The American Place Theater received several dozen Village Voice Obie Awards including a grant and citation for “uncompromising commitment to unconventional and daring plays” in 1982. It received AUDELCO Awards for excellence in Black Theatre for its productions of “Williams & Walker” by Vincent Smith, “Ground People” by Leslie Lee, “Zora Neale Hurston” by Laurence Holder and “Fly” by Joseph Edward. It received The New England Theatre Conference Special Award for pioneering in the aiding and encouragement of the craft of playwriting for writers in other literary fields and The Margo Jones Award in 1966.
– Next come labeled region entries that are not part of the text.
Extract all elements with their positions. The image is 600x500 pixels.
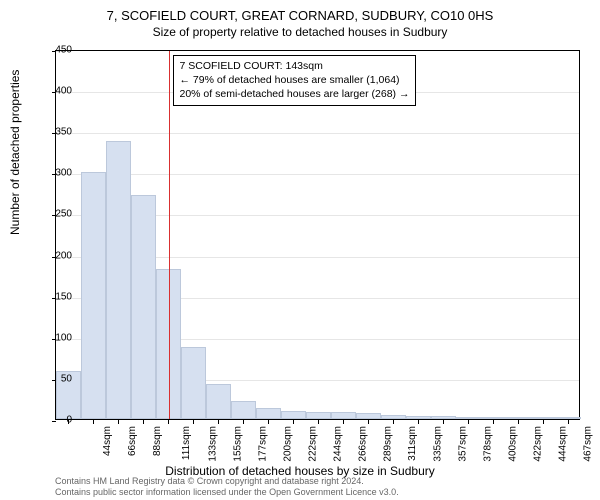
xtick-mark	[143, 420, 144, 424]
xtick-mark	[168, 420, 169, 424]
xtick-label: 400sqm	[507, 426, 518, 462]
gridline	[56, 133, 579, 134]
footer-line-2: Contains public sector information licen…	[55, 487, 399, 498]
footer-line-1: Contains HM Land Registry data © Crown c…	[55, 476, 399, 487]
y-axis-label: Number of detached properties	[8, 70, 22, 235]
ytick-label: 350	[42, 127, 72, 138]
xtick-mark	[93, 420, 94, 424]
ytick-label: 400	[42, 86, 72, 97]
xtick-mark	[218, 420, 219, 424]
xtick-mark	[268, 420, 269, 424]
xtick-label: 133sqm	[207, 426, 218, 462]
chart-title: 7, SCOFIELD COURT, GREAT CORNARD, SUDBUR…	[0, 0, 600, 23]
xtick-mark	[368, 420, 369, 424]
ytick-label: 50	[42, 373, 72, 384]
xtick-label: 266sqm	[357, 426, 368, 462]
xtick-label: 177sqm	[257, 426, 268, 462]
xtick-mark	[393, 420, 394, 424]
xtick-label: 335sqm	[432, 426, 443, 462]
histogram-bar	[231, 401, 256, 419]
xtick-label: 444sqm	[557, 426, 568, 462]
histogram-bar	[181, 347, 206, 419]
footer-attribution: Contains HM Land Registry data © Crown c…	[55, 476, 399, 498]
xtick-mark	[493, 420, 494, 424]
ytick-label: 150	[42, 291, 72, 302]
xtick-mark	[193, 420, 194, 424]
reference-line	[169, 51, 170, 419]
xtick-mark	[118, 420, 119, 424]
annotation-line-2: ← 79% of detached houses are smaller (1,…	[180, 73, 410, 87]
ytick-label: 450	[42, 45, 72, 56]
xtick-mark	[468, 420, 469, 424]
xtick-label: 289sqm	[382, 426, 393, 462]
histogram-bar	[81, 172, 106, 419]
histogram-bar	[281, 411, 306, 419]
histogram-bar	[106, 141, 131, 419]
xtick-mark	[518, 420, 519, 424]
histogram-bar	[431, 416, 456, 419]
xtick-label: 357sqm	[457, 426, 468, 462]
histogram-bar	[456, 417, 481, 419]
gridline	[56, 174, 579, 175]
histogram-bar	[406, 416, 431, 419]
histogram-bar	[306, 412, 331, 419]
xtick-label: 88sqm	[152, 426, 163, 456]
xtick-mark	[543, 420, 544, 424]
histogram-bar	[381, 415, 406, 419]
xtick-label: 244sqm	[332, 426, 343, 462]
ytick-label: 300	[42, 168, 72, 179]
ytick-label: 250	[42, 209, 72, 220]
ytick-label: 200	[42, 250, 72, 261]
xtick-mark	[68, 420, 69, 424]
xtick-label: 66sqm	[127, 426, 138, 456]
xtick-mark	[343, 420, 344, 424]
annotation-line-3: 20% of semi-detached houses are larger (…	[180, 87, 410, 101]
xtick-label: 111sqm	[181, 426, 192, 460]
histogram-bar	[556, 417, 581, 419]
plot-area: 7 SCOFIELD COURT: 143sqm← 79% of detache…	[55, 50, 580, 420]
xtick-mark	[243, 420, 244, 424]
histogram-bar	[531, 417, 556, 419]
xtick-label: 311sqm	[406, 426, 417, 461]
xtick-label: 378sqm	[482, 426, 493, 462]
ytick-label: 100	[42, 332, 72, 343]
xtick-label: 155sqm	[232, 426, 243, 462]
xtick-mark	[293, 420, 294, 424]
xtick-label: 467sqm	[582, 426, 593, 462]
xtick-mark	[318, 420, 319, 424]
xtick-label: 422sqm	[532, 426, 543, 462]
histogram-bar	[356, 413, 381, 419]
annotation-line-1: 7 SCOFIELD COURT: 143sqm	[180, 59, 410, 73]
histogram-bar	[481, 417, 506, 419]
histogram-bar	[206, 384, 231, 419]
histogram-bar	[256, 408, 281, 420]
xtick-label: 200sqm	[282, 426, 293, 462]
chart-subtitle: Size of property relative to detached ho…	[0, 23, 600, 39]
xtick-label: 222sqm	[307, 426, 318, 462]
xtick-label: 44sqm	[102, 426, 113, 456]
histogram-bar	[131, 195, 156, 419]
annotation-box: 7 SCOFIELD COURT: 143sqm← 79% of detache…	[173, 55, 417, 106]
xtick-mark	[568, 420, 569, 424]
xtick-mark	[418, 420, 419, 424]
xtick-mark	[443, 420, 444, 424]
histogram-bar	[506, 417, 531, 419]
histogram-bar	[331, 412, 356, 419]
Wynn Handman’s awards included CCNY’s Townsend Harris Medal (its highest honor), the Lucille Lortel Lifetime Achievement Award, New Federal Theatre Lifetime Achievement Award and an Honorary Doctorate from University of Miami.
The Literature to Life project continues to this day. The records of The American Place Theatre are held by the Billy Rose Theatre Division, New York Public Library for the Performing Arts.
Survivors include his two daughters, Laura and Liza Handman; two grandchildren, Charlotte Ickes and Wyatt Boone; and one great grandchild, Rose Crooks.
No memorial is planned yet. Handman’s family expects to have a large celebration of his life “when we can all assemble again.” In lieu of flowers, contributions are encouraged to three nonprofits:
Wynn, you gave so much and you will be missed.